Meet the “Scene Select Mechanism”—Part of the LDCM Thermal Infrared Sensor

Meet the “Scene Select Mechanism”—Part of the LDCM Thermal Infrared Sensor

Special Topics: LDCM and LDCM Components

Engineer (in a "bunny suit") working on the Scene Select Mechanism of the Thermal Infrared Sensor (TIRS) that will fly on LDCM.
Engineer (in a “bunny suit”) working on the Scene Select Mechanism of the Thermal Infrared Sensor (TIRS) that will fly on LDCM.

The Scene Select Mechanism is an apparatus that rotates the LDCM Thermal Infrared Sensor (TIRS) mirror among three scenes: the Earth view (“nadir;” when imaging the Earth), and two calibration views (one of a warm blackbody carried onboard and the other of a deep-space cold view). The Earth view requirements for instrument pointing are very stringent, correct image positioning depends on precise pointing and that position must be returned to faithfully after each calibration sequence.
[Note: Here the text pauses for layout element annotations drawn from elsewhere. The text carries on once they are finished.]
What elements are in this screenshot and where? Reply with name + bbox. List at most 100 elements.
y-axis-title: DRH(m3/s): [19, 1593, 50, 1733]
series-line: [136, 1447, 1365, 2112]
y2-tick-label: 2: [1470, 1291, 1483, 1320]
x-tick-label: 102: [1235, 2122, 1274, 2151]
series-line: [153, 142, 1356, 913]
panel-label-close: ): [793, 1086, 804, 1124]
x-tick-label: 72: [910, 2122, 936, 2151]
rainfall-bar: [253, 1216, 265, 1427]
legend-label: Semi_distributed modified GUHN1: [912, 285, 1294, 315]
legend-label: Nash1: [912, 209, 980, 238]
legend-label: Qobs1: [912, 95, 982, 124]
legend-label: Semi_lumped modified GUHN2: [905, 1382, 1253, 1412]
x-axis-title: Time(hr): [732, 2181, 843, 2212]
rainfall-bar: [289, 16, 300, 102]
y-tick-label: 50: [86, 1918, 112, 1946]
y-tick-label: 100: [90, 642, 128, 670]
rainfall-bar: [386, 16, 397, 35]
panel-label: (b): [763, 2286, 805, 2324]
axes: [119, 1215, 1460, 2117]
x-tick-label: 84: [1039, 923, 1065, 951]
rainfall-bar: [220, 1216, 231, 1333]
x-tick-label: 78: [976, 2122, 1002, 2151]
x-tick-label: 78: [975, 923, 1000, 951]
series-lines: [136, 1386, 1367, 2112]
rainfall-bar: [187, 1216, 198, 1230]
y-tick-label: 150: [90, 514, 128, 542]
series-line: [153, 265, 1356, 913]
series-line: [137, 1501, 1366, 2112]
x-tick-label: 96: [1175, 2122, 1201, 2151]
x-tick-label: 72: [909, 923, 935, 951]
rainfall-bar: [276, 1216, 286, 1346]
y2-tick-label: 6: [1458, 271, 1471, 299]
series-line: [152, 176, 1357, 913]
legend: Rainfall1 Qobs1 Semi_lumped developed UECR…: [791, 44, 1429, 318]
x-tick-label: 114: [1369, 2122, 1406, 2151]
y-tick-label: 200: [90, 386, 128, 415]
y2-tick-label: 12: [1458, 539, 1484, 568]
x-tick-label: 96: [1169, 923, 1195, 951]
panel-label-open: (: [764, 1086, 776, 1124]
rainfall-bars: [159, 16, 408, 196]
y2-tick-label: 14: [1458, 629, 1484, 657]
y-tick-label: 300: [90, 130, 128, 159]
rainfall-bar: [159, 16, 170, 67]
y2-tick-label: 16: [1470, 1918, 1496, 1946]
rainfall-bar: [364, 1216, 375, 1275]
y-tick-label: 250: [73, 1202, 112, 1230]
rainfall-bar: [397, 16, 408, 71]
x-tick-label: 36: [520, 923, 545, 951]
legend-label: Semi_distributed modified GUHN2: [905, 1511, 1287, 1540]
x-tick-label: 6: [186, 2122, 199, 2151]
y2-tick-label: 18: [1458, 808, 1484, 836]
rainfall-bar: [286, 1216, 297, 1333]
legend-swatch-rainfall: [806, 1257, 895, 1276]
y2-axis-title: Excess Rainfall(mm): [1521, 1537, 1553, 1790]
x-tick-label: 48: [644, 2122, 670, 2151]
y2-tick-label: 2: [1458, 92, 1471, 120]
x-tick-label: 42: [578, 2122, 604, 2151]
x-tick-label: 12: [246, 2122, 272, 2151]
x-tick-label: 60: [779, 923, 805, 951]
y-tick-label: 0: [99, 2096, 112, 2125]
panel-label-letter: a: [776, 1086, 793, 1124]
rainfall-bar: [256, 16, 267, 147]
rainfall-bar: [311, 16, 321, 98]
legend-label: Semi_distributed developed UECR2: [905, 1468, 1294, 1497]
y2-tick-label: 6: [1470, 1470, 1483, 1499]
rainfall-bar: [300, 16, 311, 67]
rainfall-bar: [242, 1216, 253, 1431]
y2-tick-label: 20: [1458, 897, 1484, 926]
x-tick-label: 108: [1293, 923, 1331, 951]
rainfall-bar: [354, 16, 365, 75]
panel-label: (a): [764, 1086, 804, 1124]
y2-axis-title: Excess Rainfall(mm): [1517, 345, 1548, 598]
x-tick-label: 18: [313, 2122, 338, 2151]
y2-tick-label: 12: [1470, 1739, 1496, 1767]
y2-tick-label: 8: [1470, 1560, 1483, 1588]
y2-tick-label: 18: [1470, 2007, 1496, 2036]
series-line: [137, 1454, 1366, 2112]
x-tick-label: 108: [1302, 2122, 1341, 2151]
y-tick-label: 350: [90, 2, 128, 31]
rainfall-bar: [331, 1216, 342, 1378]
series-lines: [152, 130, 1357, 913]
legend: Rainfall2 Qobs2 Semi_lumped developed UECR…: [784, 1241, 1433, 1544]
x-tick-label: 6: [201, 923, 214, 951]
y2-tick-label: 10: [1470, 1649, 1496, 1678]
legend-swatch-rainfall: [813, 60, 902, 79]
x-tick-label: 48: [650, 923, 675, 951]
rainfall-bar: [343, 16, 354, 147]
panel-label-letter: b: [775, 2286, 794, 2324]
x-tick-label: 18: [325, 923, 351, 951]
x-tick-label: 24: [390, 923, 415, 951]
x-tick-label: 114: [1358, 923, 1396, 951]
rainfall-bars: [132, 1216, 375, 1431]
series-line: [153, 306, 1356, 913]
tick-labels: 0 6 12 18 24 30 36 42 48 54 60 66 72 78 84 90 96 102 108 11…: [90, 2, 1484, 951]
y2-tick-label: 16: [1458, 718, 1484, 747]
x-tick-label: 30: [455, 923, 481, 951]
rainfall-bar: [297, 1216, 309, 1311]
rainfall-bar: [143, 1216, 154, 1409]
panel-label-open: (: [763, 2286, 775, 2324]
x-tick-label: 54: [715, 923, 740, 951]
The requirement for the Thermal Infrared Sensor (TIRS) is to image up to 44 minutes continuously, which corresponds to the longest uninterrupted landmass pass that TIRS needs to image before traveling over water—when the calibration sequence can be performed again. (This long-land path curves from Northern Russia to the southern tip of Africa.)
Bunny suit: The TIRS instrument is kept in a cleanroom and anyone working on it must wear cleanroom clothing that minimizes particulates coming from a person’s clothing. Prior to entering the cleanroom, each person also takes an “air shower” which blows any excess dust off of them before entering the cleanroom. Inside the Class 10,000 cleanroom are filters which continuously filter the air inside to ensure there are no more than 10,000 particles greater than 0.5 microns in size within a cubic foot of air (the average home has about 300,000 particles per cubic foot).